Disney Loses $1.4 Billion Due to Coronavirus

The Walt Disney Company reported earnings for the fiscal quarter and the financial impact of the coronavirus pandemic was enormous: $1.4 billion. That’s only continued as the crisis keeps their U.S. parks closed. Disney is also the major sign of Orlando’s economy, since it relies heavily on tourism and travel.

“We estimate the COVID-19 impact on operating income at our Parks, Experiences and Products segment was approximately $1.0 billion primarily due to revenue lost as a result of the closures,” Disney said in the earnings news release. “In total, we estimate that the COVID-19 impacts on our current quarter income from continuing operations before income taxes across all of our businesses was as much as $1.4 billion, inclusive of the impact at the Parks, Experiences and Products segment. Impacts at our other segments include lower advertising revenue at Media Networks and Direct-to-Consumer & International driven by a decrease in viewership in the current quarter reflecting COVID-19’s impact on live sports events and higher bad debt expense and a loss of revenue at Studio Entertainment due to theater and stage play closures.”

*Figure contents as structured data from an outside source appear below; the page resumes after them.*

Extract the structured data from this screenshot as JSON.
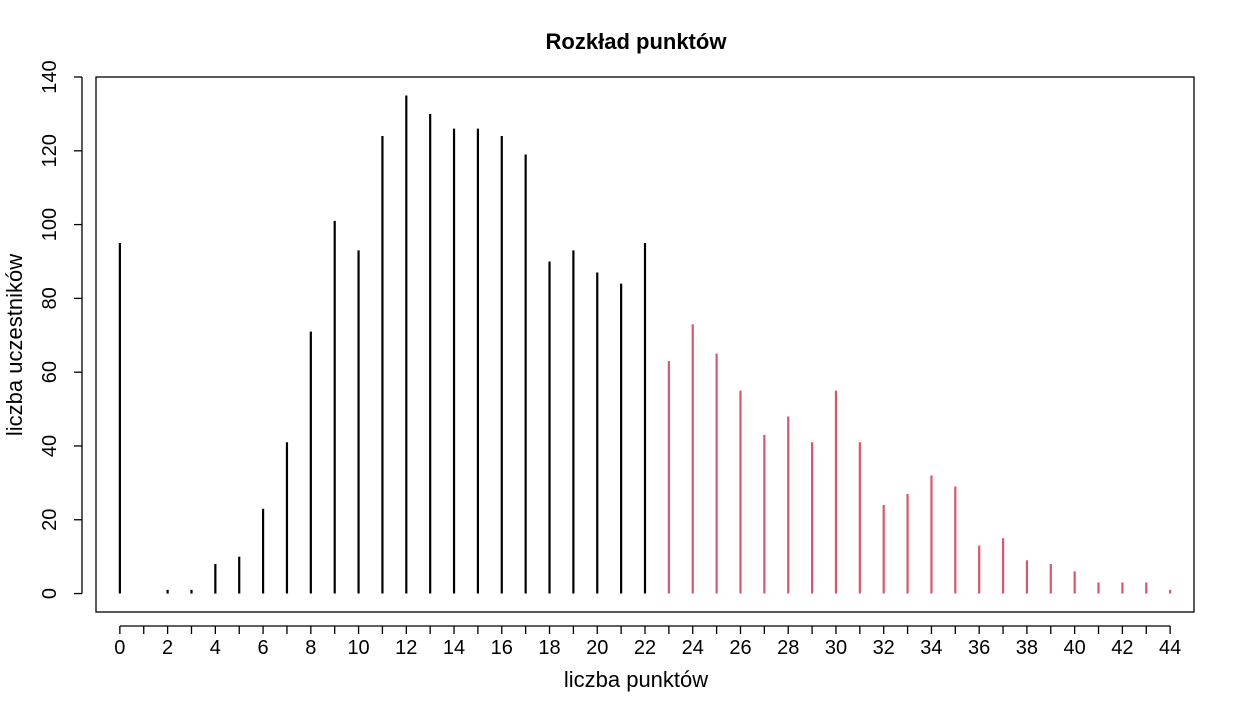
{
  "chart_data": {
    "type": "bar",
    "title": "Rozkład punktów",
    "xlabel": "liczba punktów",
    "ylabel": "liczba uczestników",
    "xlim": [
      -1,
      45
    ],
    "ylim": [
      -5,
      140
    ],
    "x_ticks": [
      0,
      2,
      4,
      6,
      8,
      10,
      12,
      14,
      16,
      18,
      20,
      22,
      24,
      26,
      28,
      30,
      32,
      34,
      36,
      38,
      40,
      42,
      44
    ],
    "y_ticks": [
      0,
      20,
      40,
      60,
      80,
      100,
      120,
      140
    ],
    "grid": false,
    "x_threshold": 23,
    "colors": {
      "below_threshold": "#000000",
      "from_threshold": "#DF536B"
    },
    "x": [
      0,
      1,
      2,
      3,
      4,
      5,
      6,
      7,
      8,
      9,
      10,
      11,
      12,
      13,
      14,
      15,
      16,
      17,
      18,
      19,
      20,
      21,
      22,
      23,
      24,
      25,
      26,
      27,
      28,
      29,
      30,
      31,
      32,
      33,
      34,
      35,
      36,
      37,
      38,
      39,
      40,
      41,
      42,
      43,
      44
    ],
    "values": [
      95,
      0,
      1,
      1,
      8,
      10,
      23,
      41,
      71,
      101,
      93,
      124,
      135,
      130,
      126,
      126,
      124,
      119,
      90,
      93,
      87,
      84,
      95,
      63,
      73,
      65,
      55,
      43,
      48,
      41,
      55,
      41,
      24,
      27,
      32,
      29,
      13,
      15,
      9,
      8,
      6,
      3,
      3,
      3,
      1
    ]
  }
}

Disney is estimating they are losing about $500 million every two weeks the theme parks remain closed, Chief Financial Officer Christine McCarthy said on the conference call with analysts. Disney is finalizing plans to reopen its theme parks locally and it makes even more sense after seeing those numbers. That will also help the employment situation, as Disney furloughs helped lead Florida to the biggest increase in unemployment claims in the country.

The release also had positive news for pre-coronavirus closures about guest spending, but also noted that costs were higher as well.

“Prior to the closure of our domestic parks and resorts, volumes and guest spending were higher compared to the prior-year quarter,” Disney said. “Costs for the quarter were higher compared to the prior-year quarter due to an increase at our domestic parks and experiences driven by expenses for new guest offerings, which included Star Wars:Galaxy’s Edge, the net cost of pay to employees who were not performing services as a result of actions taken in response to COVID-19, and inflation.”

As the parks reopen, and most other lines of business reopen, Disney remains optimistic about the future.

“While the COVID-19 pandemic has had an appreciable financial impact on a number of our businesses, we are confident in our ability to withstand this disruption and emerge from it in a strong position,” said Bob Chapek, Chief Executive Officer for The Walt Disney Company. “Disney has repeatedly shown that it is exceptionally resilient, bolstered by the quality of our storytelling and the strong affinity consumers have for our brands, which is evident in the extraordinary response to Disney+ since its launch last November.”